According to Jim McHale, Director of UK-based market research firm Memoori, while conglomerates like UTC built up “substantial operations” in the global fire and security products market from 2000 to 2010 through acquisitions, their performance in the industry has since waned.
“Since then the performance of conglomerates has declined, particularly in the physical security business, some have sold off these businesses, such as GE. Tyco has merged with Johnson Controls. Siemens sold their security products business to Vanderbilt. So UTC spinning out Carrier (including Fire & Security) is not particularly surprising,” McHale said. “Carrier is very capable of being a profitable standalone business. Indeed, somewhere down the line, Carrier may even divest some product brands to focus on solutions. They would probably realize a good return and find buyers from private equity.”
A Defining Moment for UTC
Hayes said the board’s decision to pursue a separation of the existing company is a “pivotal moment” in the company’s history that follows a more than year-long evaluation of their portfolio.
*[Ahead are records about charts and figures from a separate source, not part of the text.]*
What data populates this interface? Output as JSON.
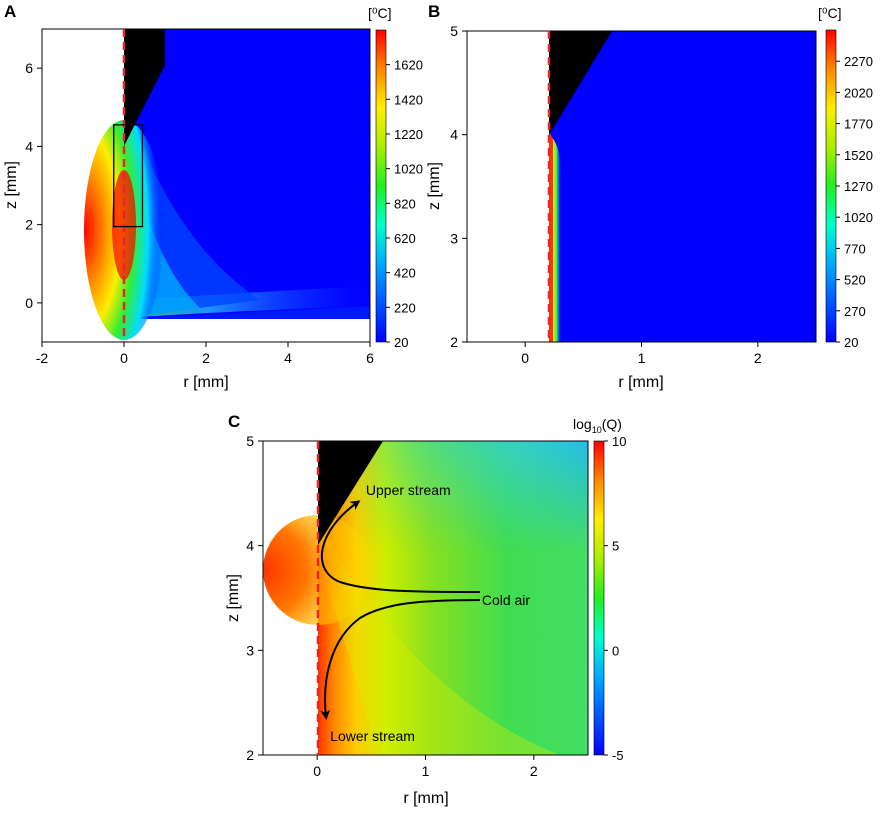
{
  "chart_data": [
    {
      "panel": "A",
      "type": "heatmap",
      "xlabel": "r [mm]",
      "ylabel": "z [mm]",
      "xlim": [
        -2,
        6
      ],
      "ylim": [
        -1,
        7
      ],
      "xticks": [
        "-2",
        "0",
        "2",
        "4",
        "6"
      ],
      "yticks": [
        "0",
        "2",
        "4",
        "6"
      ],
      "colorbar": {
        "unit": "[⁰C]",
        "range": [
          20,
          1820
        ],
        "ticks": [
          "20",
          "220",
          "420",
          "620",
          "820",
          "1020",
          "1220",
          "1420",
          "1620"
        ]
      },
      "inset_box": {
        "r": [
          -0.25,
          0.45
        ],
        "z": [
          1.95,
          4.55
        ]
      },
      "colors": {
        "background": "#0000ff",
        "hot": "#ff0000",
        "symmetry_axis": "#e8262a",
        "electrode": "#000000"
      }
    },
    {
      "panel": "B",
      "type": "heatmap",
      "xlabel": "r [mm]",
      "ylabel": "z [mm]",
      "xlim": [
        -0.5,
        2.5
      ],
      "ylim": [
        2,
        5
      ],
      "xticks": [
        "0",
        "1",
        "2"
      ],
      "yticks": [
        "2",
        "3",
        "4",
        "5"
      ],
      "colorbar": {
        "unit": "[⁰C]",
        "range": [
          20,
          2520
        ],
        "ticks": [
          "20",
          "270",
          "520",
          "770",
          "1020",
          "1270",
          "1520",
          "1770",
          "2020",
          "2270"
        ]
      },
      "colors": {
        "background": "#0000ff",
        "hot": "#ff0000",
        "symmetry_axis": "#e8262a",
        "electrode": "#000000"
      }
    },
    {
      "panel": "C",
      "type": "heatmap",
      "xlabel": "r [mm]",
      "ylabel": "z [mm]",
      "xlim": [
        -0.5,
        2.5
      ],
      "ylim": [
        2,
        5
      ],
      "xticks": [
        "0",
        "1",
        "2"
      ],
      "yticks": [
        "2",
        "3",
        "4",
        "5"
      ],
      "colorbar": {
        "unit_main": "log",
        "unit_sub": "10",
        "unit_tail": "(Q)",
        "range": [
          -5,
          10
        ],
        "ticks": [
          "-5",
          "0",
          "5",
          "10"
        ]
      },
      "annotations": [
        {
          "text": "Upper stream",
          "r": 0.45,
          "z": 4.53
        },
        {
          "text": "Cold air",
          "r": 1.52,
          "z": 3.48
        },
        {
          "text": "Lower stream",
          "r": 0.12,
          "z": 2.18
        }
      ],
      "colors": {
        "background": "#33dd66",
        "hot": "#ff2200",
        "symmetry_axis": "#e8262a",
        "electrode": "#000000"
      }
    }
  ]
}
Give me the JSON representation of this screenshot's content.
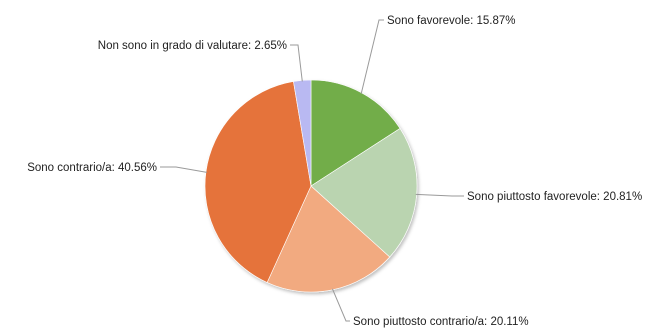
{
  "chart_data": {
    "type": "pie",
    "title": "",
    "legend": "none",
    "labels_format": "{name}: {value}%",
    "slices": [
      {
        "name": "Sono favorevole",
        "value": 15.87,
        "label": "Sono favorevole: 15.87%",
        "color": "#72ad4a"
      },
      {
        "name": "Sono piuttosto favorevole",
        "value": 20.81,
        "label": "Sono piuttosto favorevole: 20.81%",
        "color": "#bad4b0"
      },
      {
        "name": "Sono piuttosto contrario/a",
        "value": 20.11,
        "label": "Sono piuttosto contrario/a: 20.11%",
        "color": "#f2aa80"
      },
      {
        "name": "Sono contrario/a",
        "value": 40.56,
        "label": "Sono contrario/a: 40.56%",
        "color": "#e5733a"
      },
      {
        "name": "Non sono in grado di valutare",
        "value": 2.65,
        "label": "Non sono in grado di valutare: 2.65%",
        "color": "#b9b9f2"
      }
    ]
  }
}
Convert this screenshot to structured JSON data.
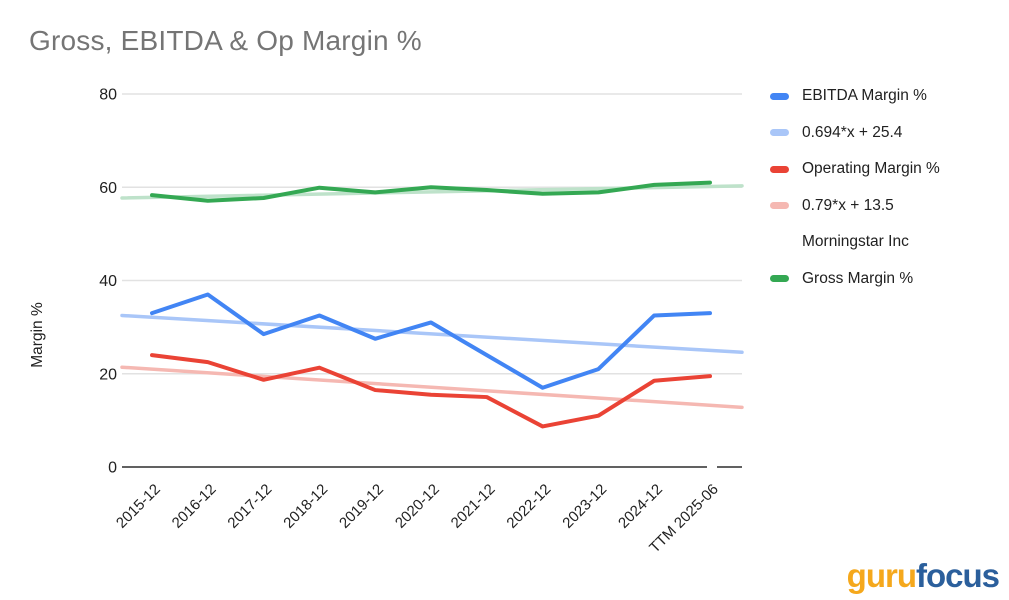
{
  "header": {
    "title": "Gross, EBITDA & Op Margin %"
  },
  "branding": {
    "logo_part1": "guru",
    "logo_part2": "focus",
    "logo_color1": "#F5A81C",
    "logo_color2": "#2B5F9C"
  },
  "chart_data": {
    "type": "line",
    "title": "Gross, EBITDA & Op Margin %",
    "subject_company": "Morningstar Inc",
    "xlabel": "",
    "ylabel": "Margin %",
    "ylim": [
      0,
      80
    ],
    "yticks": [
      0,
      20,
      40,
      60,
      80
    ],
    "grid": true,
    "legend_position": "right",
    "categories": [
      "2015-12",
      "2016-12",
      "2017-12",
      "2018-12",
      "2019-12",
      "2020-12",
      "2021-12",
      "2022-12",
      "2023-12",
      "2024-12",
      "TTM 2025-06"
    ],
    "series": [
      {
        "name": "EBITDA Margin %",
        "color": "#4285F4",
        "values": [
          33,
          37,
          28.5,
          32.5,
          27.5,
          31,
          24,
          17,
          21,
          32.5,
          33
        ]
      },
      {
        "name": "Operating Margin %",
        "color": "#EA4335",
        "values": [
          24,
          22.5,
          18.7,
          21.3,
          16.5,
          15.5,
          15,
          8.7,
          11,
          18.5,
          19.5
        ]
      },
      {
        "name": "Gross Margin %",
        "color": "#34A853",
        "values": [
          58.3,
          57.1,
          57.7,
          59.9,
          58.9,
          60,
          59.4,
          58.6,
          58.9,
          60.5,
          61
        ]
      }
    ],
    "trendlines": [
      {
        "name": "0.694*x + 25.4",
        "series": "EBITDA Margin %",
        "color": "#A9C6F8",
        "start_value": 32.5,
        "end_value": 24.6
      },
      {
        "name": "0.79*x + 13.5",
        "series": "Operating Margin %",
        "color": "#F5B8B2",
        "start_value": 21.4,
        "end_value": 12.8
      },
      {
        "name": "",
        "series": "Gross Margin %",
        "color": "#BEE2CA",
        "start_value": 57.7,
        "end_value": 60.3
      }
    ],
    "legend": [
      {
        "label": "EBITDA Margin %",
        "color": "#4285F4"
      },
      {
        "label": "0.694*x + 25.4",
        "color": "#A9C6F8"
      },
      {
        "label": "Operating Margin %",
        "color": "#EA4335"
      },
      {
        "label": "0.79*x + 13.5",
        "color": "#F5B8B2"
      },
      {
        "label": "Morningstar Inc",
        "color": ""
      },
      {
        "label": "Gross Margin %",
        "color": "#34A853"
      }
    ],
    "axis": {
      "axis_color": "#616161",
      "grid_color": "#e2e2e2",
      "tick_label_color": "#212121"
    }
  }
}
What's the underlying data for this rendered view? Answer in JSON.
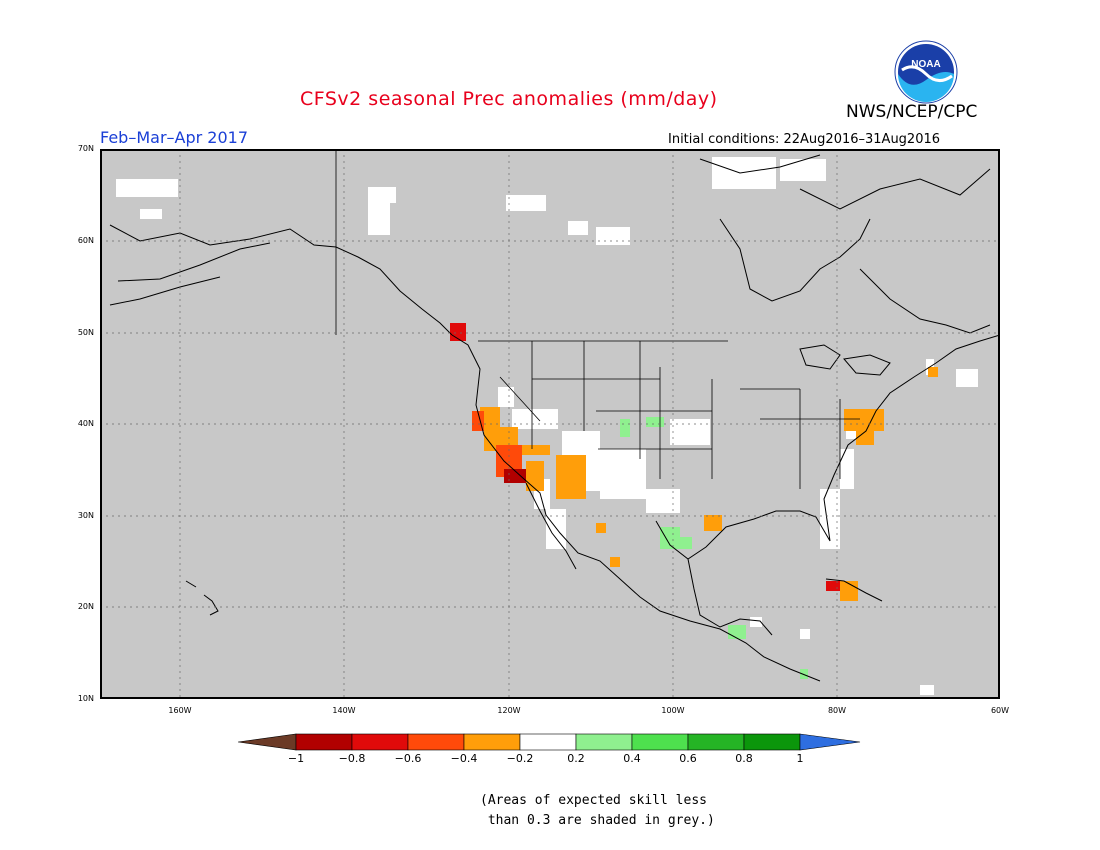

The separation of UTC has also been sought by several activist investors of the company.
“We believe the proposed separation of three, industry-leading public companies would maximize each independent company’s ability to drive sustained earnings growth through business cycles and maximize long-term shareholder value,” Hayes said.
Hayes also emphasized that the separation will enable each company to create its own capital structure and make capital allocation decisions to suit their own individual business models.
“I think it’s important to reiterate that these three businesses are already leaders in their respective industries,” Hayes added. “There’s no weak sister here that we’re worried about going forward and each of these businesses will have a greater opportunity to build on their own histories of shaping industries as independent companies.”
“We will now have an aerospace business that will have sales of roughly $50 billion by 2020 and that gives us the ability, with that scale, to think about a standalone aerospace business. We’ve always known that the Carrier and Otis businesses could be standalone but we were always concerned about the aerospace business because of the very long cycle of the investments and cash returns, so I think we always thought we needed commercial businesses to support the aero businesses but with the scale the way it is today, that’s no longer the case,” Hayes said. “And the world has changed. I think we all recognize the fact that focused businesses tend to do better.”